One great thing about being the Gulden Ophthalmics blogger is learning about vision research that is taking place in the U.S. and around the world. It is good to know that with all the negative happenings in the world that there are people who are working diligently to both improve vision and reduce the incidents of blindness in those who have conditions like macular degeneration.
Speaking of which, there are two research projects that use bionic and biologic means to improve vision in persons who have macular degeneration.
Staring with the bionic research, work done at the lab of Daniel Palanker, PhD, professor of ophthalmology at Stanford University School of Medicine led to the implantation of a 1/12-inch pixelated chip at the back of a patient’s eye who had macular degeneration. The chip works with specially designed glasses and it was found that the patient had partial vision restored.
This is an important development since current treatments slow the visual decline but can’t stop degeneration or restore sight. The Palanker’s team developed the glasses with a video camera that work with the chip. The camera transmit images to the chip in the eye and a near-infrared display on the glasses beams a video stream to the chip. This light activates the chip and the chip acts like a photoreceptor, which sends visual information to the brain.
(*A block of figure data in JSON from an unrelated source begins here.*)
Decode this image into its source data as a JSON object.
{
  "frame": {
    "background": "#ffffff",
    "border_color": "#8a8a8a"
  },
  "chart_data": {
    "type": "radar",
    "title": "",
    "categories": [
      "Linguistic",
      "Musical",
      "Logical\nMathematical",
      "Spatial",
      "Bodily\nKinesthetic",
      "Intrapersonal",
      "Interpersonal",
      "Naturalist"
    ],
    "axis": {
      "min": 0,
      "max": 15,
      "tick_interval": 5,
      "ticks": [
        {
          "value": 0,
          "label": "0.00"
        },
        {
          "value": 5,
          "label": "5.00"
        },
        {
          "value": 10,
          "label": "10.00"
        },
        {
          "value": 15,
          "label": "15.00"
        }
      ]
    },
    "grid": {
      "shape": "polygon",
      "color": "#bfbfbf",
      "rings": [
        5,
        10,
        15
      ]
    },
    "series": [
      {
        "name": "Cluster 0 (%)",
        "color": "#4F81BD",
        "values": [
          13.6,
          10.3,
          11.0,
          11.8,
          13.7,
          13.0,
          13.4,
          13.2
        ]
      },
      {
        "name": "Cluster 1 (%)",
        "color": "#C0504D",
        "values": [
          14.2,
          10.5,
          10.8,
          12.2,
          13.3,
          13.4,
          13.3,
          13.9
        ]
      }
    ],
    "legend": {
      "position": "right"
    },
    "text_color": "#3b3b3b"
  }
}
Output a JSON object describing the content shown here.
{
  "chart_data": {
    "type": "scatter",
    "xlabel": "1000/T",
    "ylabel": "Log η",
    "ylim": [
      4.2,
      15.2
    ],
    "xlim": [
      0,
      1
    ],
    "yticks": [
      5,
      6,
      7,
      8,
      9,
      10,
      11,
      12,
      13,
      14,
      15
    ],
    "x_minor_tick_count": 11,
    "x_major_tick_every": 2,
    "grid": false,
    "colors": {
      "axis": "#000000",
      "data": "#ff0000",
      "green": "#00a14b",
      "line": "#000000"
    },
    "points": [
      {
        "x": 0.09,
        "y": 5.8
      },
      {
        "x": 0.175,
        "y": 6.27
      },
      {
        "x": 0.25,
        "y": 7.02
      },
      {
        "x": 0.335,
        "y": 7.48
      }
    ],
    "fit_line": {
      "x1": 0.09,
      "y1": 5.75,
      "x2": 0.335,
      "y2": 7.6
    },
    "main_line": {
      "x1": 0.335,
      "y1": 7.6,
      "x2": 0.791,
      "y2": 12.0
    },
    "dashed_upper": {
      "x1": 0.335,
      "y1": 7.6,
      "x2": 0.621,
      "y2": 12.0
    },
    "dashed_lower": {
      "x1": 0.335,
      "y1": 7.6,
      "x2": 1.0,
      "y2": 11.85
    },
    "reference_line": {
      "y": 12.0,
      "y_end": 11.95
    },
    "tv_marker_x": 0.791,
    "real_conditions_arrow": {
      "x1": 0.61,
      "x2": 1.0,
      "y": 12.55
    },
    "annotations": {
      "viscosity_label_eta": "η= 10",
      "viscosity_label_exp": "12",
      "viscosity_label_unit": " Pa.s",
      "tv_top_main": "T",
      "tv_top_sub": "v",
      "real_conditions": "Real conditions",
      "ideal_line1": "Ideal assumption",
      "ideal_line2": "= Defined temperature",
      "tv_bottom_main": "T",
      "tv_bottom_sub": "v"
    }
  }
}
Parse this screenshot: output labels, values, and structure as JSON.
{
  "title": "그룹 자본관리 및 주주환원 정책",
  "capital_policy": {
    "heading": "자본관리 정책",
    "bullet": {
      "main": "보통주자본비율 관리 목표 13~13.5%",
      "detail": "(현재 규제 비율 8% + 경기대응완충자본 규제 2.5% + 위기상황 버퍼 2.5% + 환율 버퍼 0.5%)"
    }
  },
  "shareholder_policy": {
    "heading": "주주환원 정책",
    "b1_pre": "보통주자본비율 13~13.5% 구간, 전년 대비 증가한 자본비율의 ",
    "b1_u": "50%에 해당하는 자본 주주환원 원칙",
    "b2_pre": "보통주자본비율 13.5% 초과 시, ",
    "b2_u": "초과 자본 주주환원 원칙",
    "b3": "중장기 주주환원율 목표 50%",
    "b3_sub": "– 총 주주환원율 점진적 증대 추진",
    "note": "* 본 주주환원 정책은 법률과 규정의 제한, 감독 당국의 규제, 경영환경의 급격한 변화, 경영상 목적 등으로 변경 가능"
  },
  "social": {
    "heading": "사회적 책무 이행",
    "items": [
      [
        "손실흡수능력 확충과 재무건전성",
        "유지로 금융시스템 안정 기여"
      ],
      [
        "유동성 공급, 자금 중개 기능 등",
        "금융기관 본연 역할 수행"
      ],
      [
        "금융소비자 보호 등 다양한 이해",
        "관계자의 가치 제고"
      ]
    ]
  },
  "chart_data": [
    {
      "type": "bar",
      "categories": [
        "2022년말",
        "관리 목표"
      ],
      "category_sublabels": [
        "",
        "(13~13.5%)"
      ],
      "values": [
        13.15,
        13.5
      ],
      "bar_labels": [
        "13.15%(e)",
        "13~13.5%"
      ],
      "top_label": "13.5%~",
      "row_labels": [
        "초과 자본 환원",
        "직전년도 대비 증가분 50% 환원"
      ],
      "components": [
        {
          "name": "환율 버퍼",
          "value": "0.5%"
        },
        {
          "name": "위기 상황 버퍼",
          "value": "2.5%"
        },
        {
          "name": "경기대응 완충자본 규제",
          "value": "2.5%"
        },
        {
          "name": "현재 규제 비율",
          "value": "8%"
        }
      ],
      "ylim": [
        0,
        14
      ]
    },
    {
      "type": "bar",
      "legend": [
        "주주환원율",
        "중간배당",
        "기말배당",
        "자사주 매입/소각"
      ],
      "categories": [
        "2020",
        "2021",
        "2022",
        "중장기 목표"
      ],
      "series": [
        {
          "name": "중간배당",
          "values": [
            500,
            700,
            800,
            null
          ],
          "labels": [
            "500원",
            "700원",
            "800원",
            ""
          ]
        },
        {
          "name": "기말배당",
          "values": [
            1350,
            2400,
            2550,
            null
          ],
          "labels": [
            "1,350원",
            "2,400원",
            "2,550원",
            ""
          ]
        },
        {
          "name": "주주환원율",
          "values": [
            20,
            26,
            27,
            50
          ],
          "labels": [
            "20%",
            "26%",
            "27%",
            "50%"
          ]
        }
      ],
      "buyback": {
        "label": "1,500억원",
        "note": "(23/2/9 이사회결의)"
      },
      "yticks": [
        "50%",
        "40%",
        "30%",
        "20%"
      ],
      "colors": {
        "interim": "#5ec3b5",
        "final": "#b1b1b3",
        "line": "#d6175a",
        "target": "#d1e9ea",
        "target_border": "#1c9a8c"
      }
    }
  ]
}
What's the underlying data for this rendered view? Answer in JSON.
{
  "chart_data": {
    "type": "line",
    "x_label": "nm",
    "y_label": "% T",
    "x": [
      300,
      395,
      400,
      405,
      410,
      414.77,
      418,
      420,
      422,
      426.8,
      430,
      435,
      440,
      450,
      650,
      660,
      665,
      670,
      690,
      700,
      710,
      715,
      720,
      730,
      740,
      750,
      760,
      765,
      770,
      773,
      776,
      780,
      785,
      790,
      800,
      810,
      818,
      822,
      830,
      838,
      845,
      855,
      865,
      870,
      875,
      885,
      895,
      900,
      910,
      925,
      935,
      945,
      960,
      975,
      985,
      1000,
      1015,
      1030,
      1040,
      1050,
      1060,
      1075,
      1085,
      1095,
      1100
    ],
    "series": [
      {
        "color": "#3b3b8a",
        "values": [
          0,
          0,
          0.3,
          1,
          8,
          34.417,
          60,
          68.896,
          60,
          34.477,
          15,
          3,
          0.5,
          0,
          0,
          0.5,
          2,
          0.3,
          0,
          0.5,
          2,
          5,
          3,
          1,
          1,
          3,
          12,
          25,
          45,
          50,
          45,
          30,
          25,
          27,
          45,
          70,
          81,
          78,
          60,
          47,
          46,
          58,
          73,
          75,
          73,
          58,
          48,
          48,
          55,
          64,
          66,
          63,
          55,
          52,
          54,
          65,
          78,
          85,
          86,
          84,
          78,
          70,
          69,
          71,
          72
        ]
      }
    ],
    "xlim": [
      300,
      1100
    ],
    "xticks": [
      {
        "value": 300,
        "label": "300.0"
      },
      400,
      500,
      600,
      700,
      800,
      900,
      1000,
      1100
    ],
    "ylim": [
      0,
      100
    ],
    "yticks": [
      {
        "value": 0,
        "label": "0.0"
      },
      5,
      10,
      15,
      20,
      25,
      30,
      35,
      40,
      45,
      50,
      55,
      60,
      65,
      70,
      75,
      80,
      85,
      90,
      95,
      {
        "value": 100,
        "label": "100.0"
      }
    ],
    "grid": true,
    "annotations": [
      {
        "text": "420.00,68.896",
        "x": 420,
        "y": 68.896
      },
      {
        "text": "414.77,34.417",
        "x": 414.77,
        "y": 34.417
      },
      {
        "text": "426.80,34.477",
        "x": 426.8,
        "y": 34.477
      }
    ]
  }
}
Palanker and his colleagues recruited five patients who were over the age of 60 and had advanced macular degeneration with no photoreceptors in the central macula. Yet, they did have inner retinal nerve cells that were able to receive signals from the implant. The chip was inserted under the blind spot of the retina. A few months after the surgery, the implant helped patients to sense light and see patterns project from the camera. In a follow up study, the remaining three patients’ (one had the chip inserted incorrectly and another died of causes unrelated to the implant) vision was able to integrate the prosthetic central vision with their remaining peripheral vision. The visual acuity of this prosthesis is 20/460, which lets patients see large letters. His team is working on an implant that will provide visual acuity that may exceed 20/100.
What about the biologic research? You ask. Well, scientists at University of Wisconsin School of Medicine and Public Health have shown that a retinal cell developed from human pluripotent stem cells is able to detect light and convert that signal to electrical waves.
This is the first time that cone photoreceptors derived from stem cells were able to respond to light and this could lead to new ways to treat vision loss. In fact, retinal organoid could serve as a replacement source for photoreceptor cells.
According to study co-author, David Gamm, MD, PhD, the retinal organoids have the correct cell type and necessary structures to function, yet it was uncertain if they could detect light. He and co-author, Raunak Sinha, PhD used advanced electrophysiological techniques to analyze the cells electrical activity and they found that the cells responded to light in similar way to cells in the human fovea.
“The cells responded robustly, and could differentiate between red, green and blue light, just like in normal human cones. It’s really quite remarkable” said Gamm. He and Sinha are now working on improving the organiods electrical responses, in order to bring them closer to the performance of the human fovea. The hope is that this could lead to treatments that will help patient with macular degeneration and other conditions that lead to blindness regain their sight.
Not only did I learn something about these two projects, I’m sure you did, as well.